Çorbanın dumanı tütüyordu hala. Kokusunu almak için bir yandan karıştırırken bir yandan da kasenin üzerine eğildi. Mis gibi kokuyordu. En sevdiği çorbayı, sevdiği ellerden içecek olması Allah'ın bu akşamki kaçıncı lütfuydu kendisine acaba? İlk yudumu alınca zevkle gözlerini kapadı. Tadı herkese bu kadar güzel mi gelmişti yoksa kendisinin hissettiği özel bir tat mıydı bu kıza olan sevgisinden?
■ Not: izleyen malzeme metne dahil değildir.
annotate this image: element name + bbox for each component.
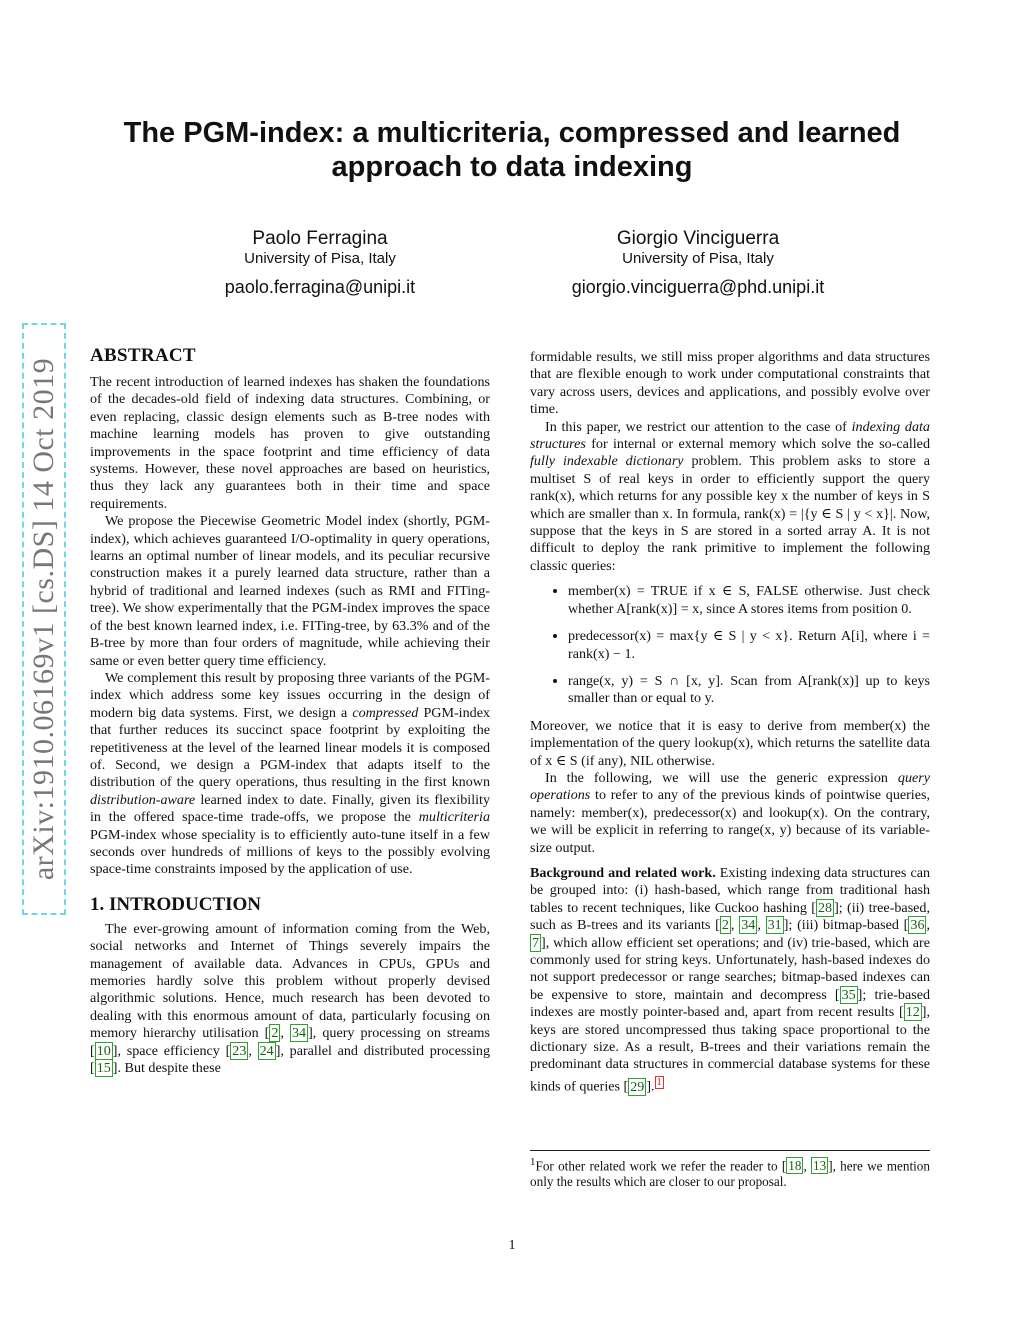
author-name: Paolo Ferragina <box>252 228 388 249</box>
citation-link[interactable]: 34 <box>292 1025 307 1042</box>
abstract-paragraph: The recent introduction of learned indexes has shaken the foundations of the decades-old field of indexing data structures. Combining, or even replacing, classic design elements such as B-tree nodes with machine learning models has proven to give outstanding improvements in the space footprint and time efficiency of data systems. However, these novel approaches are based on heuristics, thus they lack any guarantees both in their time and space requirements. <box>90 374 490 512</box>
subsection-heading: Background and related work. <box>530 864 716 881</box>
author-affiliation: University of Pisa, Italy <box>244 250 396 267</box>
author-2 <box>528 228 868 298</box>
author-name: Giorgio Vinciguerra <box>616 228 780 249</box>
citation-link[interactable]: 36 <box>910 917 925 934</box>
citation-link[interactable]: 15 <box>96 1060 111 1077</box>
paper-title: The PGM-index: a multicriteria, compressed and learned approach to data indexing <box>123 117 901 183</box>
body-paragraph: In the following, we will use the generic expression query operations to refer to any of the previous kinds of pointwise queries, namely: member(x), predecessor(x) and lookup(x). On the contrary, we will be explicit in referring to range(x, y) because of its variable-size output. <box>530 769 930 856</box>
citation-link[interactable]: 18 <box>788 1158 802 1174</box>
query-list <box>530 583 930 707</box>
citation-link[interactable]: 24 <box>259 1042 274 1059</box>
abstract-paragraph: We complement this result by proposing three variants of the PGM-index which address some key issues occurring in the design of modern big data systems. First, we design a compressed PGM-index that further reduces its succinct space footprint by exploiting the repetitiveness at the level of the learned linear models it is composed of. Second, we design a PGM-index that adapts itself to the distribution of the query operations, thus resulting in the first known distribution-aware learned index to date. Finally, given its flexibility in the offered space-time trade-offs, we propose the multicriteria PGM-index whose speciality is to efficiently auto-tune itself in a few seconds over hundreds of millions of keys to the possibly evolving space-time constraints imposed by the application of use. <box>90 669 490 878</box>
citation-link[interactable]: 2 <box>721 917 729 934</box>
citation-link[interactable]: 2 <box>271 1025 279 1042</box>
footnote: $^1$For other related work we refer the reader to [ 18 , 13 ], here we mention only the results which are closer to our proposal. <box>530 1150 930 1190</box>
citation-link[interactable]: 28 <box>817 899 833 916</box>
author-email[interactable]: giorgio.vinciguerra@phd.unipi.it <box>571 277 825 297</box>
list-item: • predecessor(x) = max{y ∈ S | y < x}. Return A[i], where i = rank(x) − 1. <box>568 628 930 663</box>
citation-link[interactable]: 35 <box>841 986 856 1003</box>
intro-heading: 1. INTRODUCTION <box>90 893 262 915</box>
body-paragraph: In this paper, we restrict our attention to the case of indexing data structures for internal or external memory which solve the so-called fully indexable dictionary problem. This problem asks to store a multiset S of real keys in order to efficiently support the query rank(x), which returns for any possible key x the number of keys in S which are smaller than x. In formula, rank(x) = |{y ∈ S | y < x}|. Now, suppose that the keys in S are stored in a sorted array A. It is not difficult to deploy the rank primitive to implement the following classic queries: <box>530 418 930 574</box>
body-paragraph: Moreover, we notice that it is easy to derive from member(x) the implementation of the query lookup(x), which returns the satellite data of x ∈ S (if any), NIL otherwise. <box>530 717 930 769</box>
author-affiliation: University of Pisa, Italy <box>622 250 774 267</box>
citation-link[interactable]: 12 <box>905 1004 920 1021</box>
citation-link[interactable]: 31 <box>767 917 782 934</box>
citation-link[interactable]: 13 <box>813 1158 827 1174</box>
author-email[interactable]: paolo.ferragina@unipi.it <box>224 277 416 297</box>
citation-link[interactable]: 34 <box>741 917 756 934</box>
body-paragraph: Background and related work. Existing indexing data structures can be grouped into: (i) hash-based, which range from traditional hash tables to recent techniques, like Cuckoo hashing [ 28 ]; (ii) tree-based, such as B-trees and its variants [ 2 , 34 , 31 ]; (iii) bitmap-based [ 36 , 7 ], which allow efficient set operations; and (iv) trie-based, which are commonly used for string keys. Unfortunately, hash-based indexes do not support predecessor or range searches; bitmap-based indexes can be expensive to store, maintain and decompress [ 35 ]; trie-based indexes are mostly pointer-based and, apart from recent results [ 12 ], keys are stored uncompressed thus taking space proportional to the dictionary size. As a result, B-trees and their variations remain the predominant data structures in commercial database systems for these kinds of queries [ 29 ]. $^1$ <box>530 864 931 1095</box>
abstract-paragraph: We propose the Piecewise Geometric Model index (shortly, PGM-index), which achieves guaranteed I/O-optimality in query operations, learns an optimal number of linear models, and its peculiar recursive construction makes it a purely learned data structure, rather than a hybrid of traditional and learned indexes (such as RMI and FITing-tree). We show experimentally that the PGM-index improves the space of the best known learned index, i.e. FITing-tree, by 63.3% and of the B-tree by more than four orders of magnitude, while achieving their same or even better query time efficiency. <box>90 513 490 669</box>
list-item: • member(x) = TRUE if x ∈ S, FALSE otherwise. Just check whether A[rank(x)] = x, since A stores items from position 0. <box>568 583 930 618</box>
author-1 <box>150 228 490 298</box>
citation-link[interactable]: 7 <box>532 934 540 951</box>
footnote-link[interactable]: 1 <box>656 1076 662 1088</box>
page-number: 1 <box>508 1238 516 1253</box>
citation-link[interactable]: 23 <box>232 1042 247 1059</box>
citation-link[interactable]: 10 <box>96 1042 111 1059</box>
left-column <box>90 344 490 1077</box>
abstract-heading: ABSTRACT <box>90 345 196 366</box>
intro-paragraph: The ever-growing amount of information coming from the Web, social networks and Internet of Things severely impairs the management of available data. Advances in CPUs, GPUs and memories hardly solve this problem without properly devised algorithmic solutions. Hence, much research has been devoted to dealing with this enormous amount of data, particularly focusing on memory hierarchy utilisation [ 2 , 34 ], query processing on streams [ 10 ], space efficiency [ 23 , 24 ], parallel and distributed processing [ 15 ]. But despite these <box>90 920 490 1077</box>
body-paragraph: formidable results, we still miss proper algorithms and data structures that are flexible enough to work under computational constraints that vary across users, devices and applications, and possibly evolve over time. <box>530 349 930 418</box>
footnote-mark: 1 <box>530 1156 536 1168</box>
arxiv-stamp <box>22 323 66 915</box>
right-column <box>530 349 930 1096</box>
citation-link[interactable]: 29 <box>630 1078 645 1095</box>
arxiv-stamp-text: arXiv:1910.06169v1 [cs.DS] 14 Oct 2019 <box>27 357 60 881</box>
list-item: • range(x, y) = S ∩ [x, y]. Scan from A[rank(x)] up to keys smaller than or equal to y. <box>568 673 930 708</box>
Hala sıcaktı, boğazı yandı. Ama devam etti. Çok geldi, midesi doldu. Yine de devam etti. Kasenin sonuna gelince iştahla dibini de sıyırdı. Kendisini kaybedip kıtlıktan çıkmış gibi yemediğini umdu. İmajmış, kibarlıkmış, karizmaymış bir şey kalmamıştı ama bunu toplamayı sonraya bırakmıştı zaten. Bu gece daha kurtarılmazdı kendisince. Kıza ellerine sağlık demek istiyordu. Tek kelimeden daha uzun cümleler kurmak istiyordu.